Echo tracks which copies of the data are currently running and keeps the application notified of the state of the system. As important as when the toolkit keeps running is when the toolkit stops itself. It will detect when there are not enough machines currently running and it will pause itself and tell the application that it is not safe to proceed. When a quorum is restored, it will notify the application and start running again.


• Software-only.
Echo uses protocols that operate purely through software and do not require any special hardware. Other approaches require special hardware such as special power supplies to allow machines to turn each other off (the so-called STOMITH or Shoot The Other Machine In The Head approach), programmable network switches that are used to disconnect machines from the network, multiple network connections (sometimes requiring 3 or more network connections), use of extra serial cable connections, or access to twin-tailed or shared access disk drives. These other approaches increase the complexity of configuring the resulting system, require additional hardware in the system, and add additional hardware that can fail. Many of these other approaches also just cannot work in Wide Area Networks settings (you cannot stretch a serial line across the country). The Ventura software-only approach avoids all these problems.


• Low latency.
The protocols used by Echo only require one and a half rounds of communication to make a change to the replicated data. The machines that are part of the quorum only have to write to persistent media (disk drive) once for each operation. This allows the system to operate with low latency speeds. Additionally, the system transfers updates to the data, rather than transferring the entire data, by tracking the changes that have occurred.


• High performance.
Echo’s replication protocol allows any number of changes to the system to be in flight at one time, which allows the operations to be worked on in parallel rather than one at a time. This means that applications that need to make many changes to their replicated state can do so very quickly. This is important in many applications, especially in WAN settings where there may be high network latency and adequate performance requires that operations are processed in parallel.

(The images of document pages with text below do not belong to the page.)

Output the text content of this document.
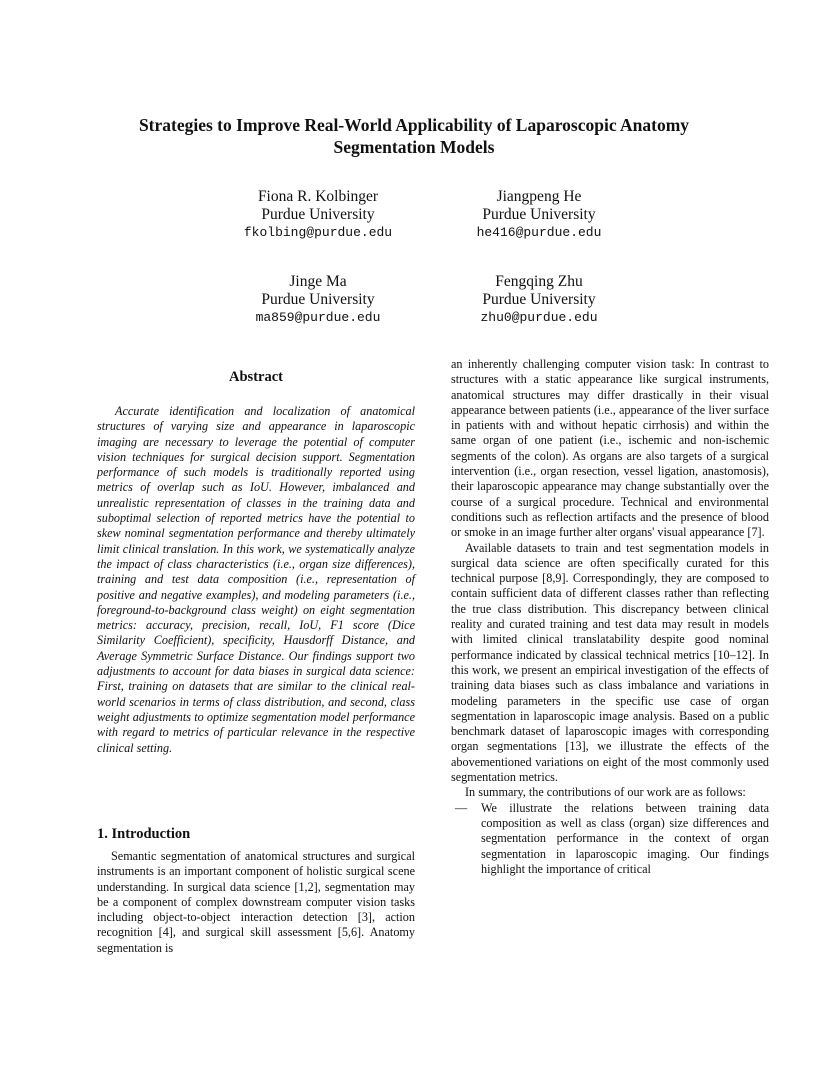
Strategies to Improve Real-World Applicability of Laparoscopic Anatomy
Segmentation Models
Fiona R. Kolbinger
Purdue University
fkolbing@purdue.edu
Jiangpeng He
Purdue University
he416@purdue.edu
Jinge Ma
Purdue University
ma859@purdue.edu
Fengqing Zhu
Purdue University
zhu0@purdue.edu
Abstract

Accurate identification and localization of anatomical structures of varying size and appearance in laparoscopic imaging are necessary to leverage the potential of computer vision techniques for surgical decision support. Segmentation performance of such models is traditionally reported using metrics of overlap such as IoU. However, imbalanced and unrealistic representation of classes in the training data and suboptimal selection of reported metrics have the potential to skew nominal segmentation performance and thereby ultimately limit clinical translation. In this work, we systematically analyze the impact of class characteristics (i.e., organ size differences), training and test data composition (i.e., representation of positive and negative examples), and modeling parameters (i.e., foreground-to-background class weight) on eight segmentation metrics: accuracy, precision, recall, IoU, F1 score (Dice Similarity Coefficient), specificity, Hausdorff Distance, and Average Symmetric Surface Distance. Our findings support two adjustments to account for data biases in surgical data science: First, training on datasets that are similar to the clinical real-world scenarios in terms of class distribution, and second, class weight adjustments to optimize segmentation model performance with regard to metrics of particular relevance in the respective clinical setting.

1. Introduction

Semantic segmentation of anatomical structures and surgical instruments is an important component of holistic surgical scene understanding. In surgical data science [1,2], segmentation may be a component of complex downstream computer vision tasks including object-to-object interaction detection [3], action recognition [4], and surgical skill assessment [5,6]. Anatomy segmentation is

an inherently challenging computer vision task: In contrast to structures with a static appearance like surgical instruments, anatomical structures may differ drastically in their visual appearance between patients (i.e., appearance of the liver surface in patients with and without hepatic cirrhosis) and within the same organ of one patient (i.e., ischemic and non-ischemic segments of the colon). As organs are also targets of a surgical intervention (i.e., organ resection, vessel ligation, anastomosis), their laparoscopic appearance may change substantially over the course of a surgical procedure. Technical and environmental conditions such as reflection artifacts and the presence of blood or smoke in an image further alter organs' visual appearance [7].

Available datasets to train and test segmentation models in surgical data science are often specifically curated for this technical purpose [8,9]. Correspondingly, they are composed to contain sufficient data of different classes rather than reflecting the true class distribution. This discrepancy between clinical reality and curated training and test data may result in models with limited clinical translatability despite good nominal performance indicated by classical technical metrics [10–12]. In this work, we present an empirical investigation of the effects of training data biases such as class imbalance and variations in modeling parameters in the specific use case of organ segmentation in laparoscopic image analysis. Based on a public benchmark dataset of laparoscopic images with corresponding organ segmentations [13], we illustrate the effects of the abovementioned variations on eight of the most commonly used segmentation metrics.

In summary, the contributions of our work are as follows:

— We illustrate the relations between training data composition as well as class (organ) size differences and segmentation performance in the context of organ segmentation in laparoscopic imaging. Our findings highlight the importance of critical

• Online configuration change.
Echo allows for the set of replicas to change while the application continues to run. This is a very complex protocol because of the potential for failures or other disruptions to occur while the change is being processed, but to the application it is just a simple request via the API. Most applications need to be able to change the set of copies that are being replicated to. For instance, if one of the machines fails, an application needs to be able to replace it. Another example is where additional machines need to be added to improve fault-tolerance or scalability of the application. The library allows machines to be added and removed at any time through the simple APIs


• Built-in testing.
Ventura Network’s primary focus is on providing distributed systems technologies that always work correctly. Because of the extreme complexity of these protocols and the difficulties of knowing when they are right, our replication protocol was designed from the ground up to be testable. This product was written with a full range of unit and sub-system testing, as well as embedded diagnosis and invariant checking software. In addition, the replication protocol supports use of Ventura's Shadow simulated testing harness, which allows the system to be tested thoroughly under billions of simulated failure scenarios and for behavior of the protocols to be cross-checked for correctness. We constantly have clusters of machines running tests against this software; as you read this paragraph these machines have tested thousands more failures.

Technologies Supported:
Networks Fabrics: Ethernet (including 802.11b & g), UDP, TCP; Programming Languages: C; Memory Requirements: 100 – 200 KB Object Size; Operating Systems: Linux, BSD (Microsoft Windows and Windriver's VxWorks to come).